Thursday, December 9, 2010

Conditions I Learnt Today

After looking at so many articles, the condition is actually named Chronic Fatigue Syndrome to replace other names like I mentioned below. I guess it's the difference between how the Americans and British call them? PVS seems to be written by UK people...
Post-Viral Syndrome: http://www.ncbi.nlm.nih.gov/pmc/articles/PMC1710789/pdf/jroyalcgprac00029-0021.pdf

I am going to share some conditions I witnessed today. First, post-viral syndrome. There is one patient who complains of whole body-ache after a viral infection.
Quote: "The syndrome typically follows an upper respiratory tract infection from which the sufferer fails to make a full recovery, complaining of a multitude of symptoms which may persist for months or even years. The cardinal symptom is profound
muscular fatigue and this is often accompanied by muscle pain, headache, paraesthesiae, dizziness, urinary frequency, cold extremities, bouts of sweating and fainting attacks. Other symptoms are poor memory, lack of concentration, sleep disturbance, mild expressive and receptive dysphasia, hyperacusis and emotional lability. Clinical examination usually shows no abnormalities, nor do routine laboratory investigations. The diagnosis is therefore one of exclusion. The illness follows one of three courses: many patients recover completely, in others there is a relapsing and remitting course and in some there is chronic illness. Relapses are precipitated by undue physical or mental stress: patients who rest adequately in the early stages are said to have the best chance of an early, complete recovery without relapse."

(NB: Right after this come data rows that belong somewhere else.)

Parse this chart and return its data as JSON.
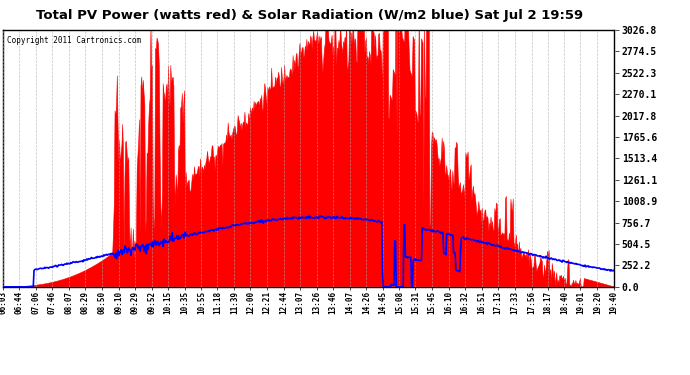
{
  "title": "Total PV Power (watts red) & Solar Radiation (W/m2 blue) Sat Jul 2 19:59",
  "copyright_text": "Copyright 2011 Cartronics.com",
  "background_color": "#ffffff",
  "plot_bg_color": "#ffffff",
  "grid_color": "#aaaaaa",
  "red_fill_color": "#ff0000",
  "blue_line_color": "#0000ff",
  "ymax": 3026.8,
  "ymin": 0.0,
  "yticks": [
    0.0,
    252.2,
    504.5,
    756.7,
    1008.9,
    1261.1,
    1513.4,
    1765.6,
    2017.8,
    2270.1,
    2522.3,
    2774.5,
    3026.8
  ],
  "xlabel_times": [
    "06:03",
    "06:44",
    "07:06",
    "07:46",
    "08:07",
    "08:29",
    "08:50",
    "09:10",
    "09:29",
    "09:52",
    "10:15",
    "10:35",
    "10:55",
    "11:18",
    "11:39",
    "12:00",
    "12:21",
    "12:44",
    "13:07",
    "13:26",
    "13:46",
    "14:07",
    "14:26",
    "14:45",
    "15:08",
    "15:31",
    "15:45",
    "16:10",
    "16:32",
    "16:51",
    "17:13",
    "17:33",
    "17:56",
    "18:17",
    "18:40",
    "19:01",
    "19:20",
    "19:40"
  ],
  "num_points": 800
}
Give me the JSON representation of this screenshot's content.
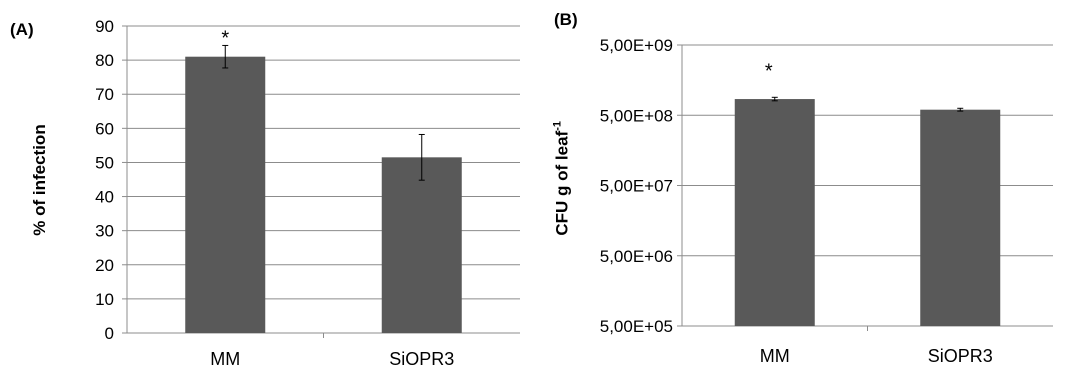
{
  "chart_data": [
    {
      "type": "bar",
      "panel_label": "(A)",
      "categories": [
        "MM",
        "SiOPR3"
      ],
      "values": [
        81,
        51.5
      ],
      "error": [
        3.3,
        6.7
      ],
      "significance": [
        "*",
        ""
      ],
      "title": "",
      "xlabel": "",
      "ylabel": "% of infection",
      "ylim": [
        0,
        90
      ],
      "yticks": [
        0,
        10,
        20,
        30,
        40,
        50,
        60,
        70,
        80,
        90
      ],
      "grid": true,
      "bar_color": "#595959"
    },
    {
      "type": "bar",
      "panel_label": "(B)",
      "categories": [
        "MM",
        "SiOPR3"
      ],
      "values": [
        850000000,
        600000000
      ],
      "error_log": [
        0.025,
        0.02
      ],
      "significance": [
        "*",
        ""
      ],
      "title": "",
      "xlabel": "",
      "ylabel_main": "CFU g of leaf",
      "ylabel_sup": "-1",
      "yscale": "log",
      "ylim": [
        500000,
        5000000000
      ],
      "yticks": [
        500000,
        5000000,
        50000000,
        500000000,
        5000000000
      ],
      "ytick_labels": [
        "5,00E+05",
        "5,00E+06",
        "5,00E+07",
        "5,00E+08",
        "5,00E+09"
      ],
      "grid": true,
      "bar_color": "#595959"
    }
  ]
}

There is another term which I want to bring up: Neurasthenia. 'Neurasthenia is a condition of nervous exhaustion, characterised by undue fatigue on slightest exertion, both physical and mental, with which are associated symptoms of abnormalfunctioning, mainly referable to disorders of the vegetative nervous system. The chief symptoms are headache, gastrointestinal disturbances, and subjective sensations of all kinds'. (The term has remained in use in some European countries including France and Russia, but has become virtually obsolete in the United States.)

The doctor told me that there are people who suffer from this condition and landed up in their most downs in their life. It took one year for that person to finally decided to find the meaning of his life and strife to rid of this syndrome and become a normal person again. That was how debilitating this condition can do to a person.